We evaluate performance using:

  1. Annualized Return: Average yearly return of the strategy
  2. Sharpe Ratio: Risk-adjusted return using standard deviation as risk $$\text{Sharpe Ratio} = \frac{\text{Portfolio Return}}{\text{Standard Deviation}}$$
  3. Sortino Ratio: Risk-adjusted return focusing on downside risk $$\text{Sortino Ratio} = \frac{\text{Portfolio Return}}{\text{Downside Deviation}}$$
  4. Information Ratio: Excess return relative to a benchmark per unit of tracking error $$\text{Information Ratio} = \frac{\text{Strategy Return} - \text{Benchmark Return}}{\text{Tracking Error}}$$

Requirements

  • Python 3.7+
  • NumPy
  • pandas
  • SciPy
  • scikit-learn
  • matplotlib
  • plotly
  • yfinance (for data fetching)
  • tensorflow (for deep clustering)
  • hdbscan (for density-based clustering)

Usage

  1. Clone the repository
  2. Install dependencies: pip install -r requirements.txt
  3. Run the main script: python main.py

Advanced Usage

# Basic backtest with default parameters
backtest = StatisticalArbitrageBacktest(
    tickers=tickers,
    start_date=start_date,
    end_date=end_date
)
backtest.run_backtest()

# Advanced backtest with dynamic parameters and alternative data
backtest = StatisticalArbitrageBacktest(
    tickers=tickers,
    start_date=start_date,
    end_date=end_date,
    factor_model='fama_french',
    use_dynamic_parameters=True,
    use_alternative_data=True
)

# Add sentiment data
sentiment_processor = SentimentDataProcessor()
sentiment_data = sentiment_processor.fetch_news_sentiment(tickers, start_date, end_date)
backtest.add_alternative_data('sentiment', sentiment_data)

# Run backtest
returns = backtest.run_backtest()
metrics = backtest.get_performance_metrics()

# Portfolio integration
allocator = PortfolioAllocator({
    'StatArb': returns['Combined'],
    'Market': market_returns,
    'Value': value_returns
})
weights = allocator.optimize_allocation(method='risk_parity')

Configuration

You can adjust strategy parameters in config.py:

  • Lookback window for beta calculation
  • Rebalancing frequency
  • Number of clusters or method for determining it
  • Threshold for identifying winners/losers
  • Stop-win threshold
  • Factor model specifications
  • Alternative data integration settings

References

  1. Cartea, Á., Cucuringu, M., & Jin, Q. (2023).
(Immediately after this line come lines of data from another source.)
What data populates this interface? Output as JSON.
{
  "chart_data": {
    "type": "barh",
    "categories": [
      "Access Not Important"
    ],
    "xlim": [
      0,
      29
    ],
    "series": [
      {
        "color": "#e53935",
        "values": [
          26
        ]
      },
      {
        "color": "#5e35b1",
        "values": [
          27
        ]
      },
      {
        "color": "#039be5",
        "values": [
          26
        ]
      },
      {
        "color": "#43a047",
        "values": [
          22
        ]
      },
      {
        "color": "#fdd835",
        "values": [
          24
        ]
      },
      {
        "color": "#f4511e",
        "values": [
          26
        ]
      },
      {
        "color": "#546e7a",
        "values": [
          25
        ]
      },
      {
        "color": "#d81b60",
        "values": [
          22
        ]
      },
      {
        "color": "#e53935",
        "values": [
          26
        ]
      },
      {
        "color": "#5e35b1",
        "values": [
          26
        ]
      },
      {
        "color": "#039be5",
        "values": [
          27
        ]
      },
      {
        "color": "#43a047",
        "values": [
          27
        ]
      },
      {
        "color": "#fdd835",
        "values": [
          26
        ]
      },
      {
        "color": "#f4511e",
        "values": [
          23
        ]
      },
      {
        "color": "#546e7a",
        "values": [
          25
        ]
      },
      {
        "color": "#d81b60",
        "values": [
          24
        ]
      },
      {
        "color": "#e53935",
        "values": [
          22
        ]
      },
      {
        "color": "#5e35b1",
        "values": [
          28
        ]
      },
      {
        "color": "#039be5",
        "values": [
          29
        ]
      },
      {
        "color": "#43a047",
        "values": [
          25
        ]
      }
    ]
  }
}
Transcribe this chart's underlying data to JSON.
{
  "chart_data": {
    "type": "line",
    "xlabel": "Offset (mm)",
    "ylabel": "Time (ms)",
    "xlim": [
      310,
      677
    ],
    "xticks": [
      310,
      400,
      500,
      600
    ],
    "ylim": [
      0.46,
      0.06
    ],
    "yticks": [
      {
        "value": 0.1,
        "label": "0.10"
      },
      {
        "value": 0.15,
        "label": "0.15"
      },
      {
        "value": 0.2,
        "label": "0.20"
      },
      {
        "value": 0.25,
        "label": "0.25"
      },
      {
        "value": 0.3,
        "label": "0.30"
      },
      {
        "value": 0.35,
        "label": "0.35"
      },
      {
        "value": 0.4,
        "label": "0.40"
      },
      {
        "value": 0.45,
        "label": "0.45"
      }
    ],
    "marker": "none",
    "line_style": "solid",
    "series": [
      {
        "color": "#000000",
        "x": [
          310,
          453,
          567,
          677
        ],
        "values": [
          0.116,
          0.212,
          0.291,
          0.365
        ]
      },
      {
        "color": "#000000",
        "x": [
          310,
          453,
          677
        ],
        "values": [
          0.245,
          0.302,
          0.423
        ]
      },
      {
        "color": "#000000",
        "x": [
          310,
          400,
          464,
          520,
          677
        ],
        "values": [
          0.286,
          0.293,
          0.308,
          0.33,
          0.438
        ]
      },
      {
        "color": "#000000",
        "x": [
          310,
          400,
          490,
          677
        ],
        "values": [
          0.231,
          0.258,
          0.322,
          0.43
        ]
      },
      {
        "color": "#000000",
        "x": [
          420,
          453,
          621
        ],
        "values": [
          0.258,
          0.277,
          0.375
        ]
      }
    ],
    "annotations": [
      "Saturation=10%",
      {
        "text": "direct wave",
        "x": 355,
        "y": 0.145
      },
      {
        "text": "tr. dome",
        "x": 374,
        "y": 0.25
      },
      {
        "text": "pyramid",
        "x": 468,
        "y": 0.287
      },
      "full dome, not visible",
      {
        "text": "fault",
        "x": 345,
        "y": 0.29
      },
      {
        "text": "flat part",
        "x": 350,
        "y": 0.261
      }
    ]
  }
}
Correlation Matrix Clustering for Statistical Arbitrage Portfolios.
  2. Fama, E. F., & French, K. R. (2015). A five-factor asset pricing model. Journal of Financial Economics, 116(1), 1-22.
  3. Campello, R. J., Moulavi, D., & Sander, J. (2013). Density-based clustering based on hierarchical density estimates. Pacific-Asia conference on knowledge discovery and data mining.
  4. Langfelder, P., Zhang, B., & Horvath, S. (2008). Defining clusters from a hierarchical cluster tree: the Dynamic Tree Cut package for R. Bioinformatics, 24(5), 719-720.
  5. Patton, A. J., & Timmermann, A. (2012). Portfolio sorts and tests of cross-sectional patterns in expected returns. Journal of Financial Economics, 104(1), 141-161.
  6. Timmermann, A. (2018). Forecasting methods in finance. Annual Review of Financial Economics, 10, 449-479.
  7. Plerou, V., Gopikrishnan, P., Rosenow, B., Amaral, L. A. N., & Stanley, H. E. (2000). Random matrix approach to cross correlations in financial data. Physical Review E, 65(6), 066126.
  8. Bouchaud, J. P., & Potters, M. (2003). Theory of financial risk and derivative pricing: from statistical physics to risk management. Cambridge University Press.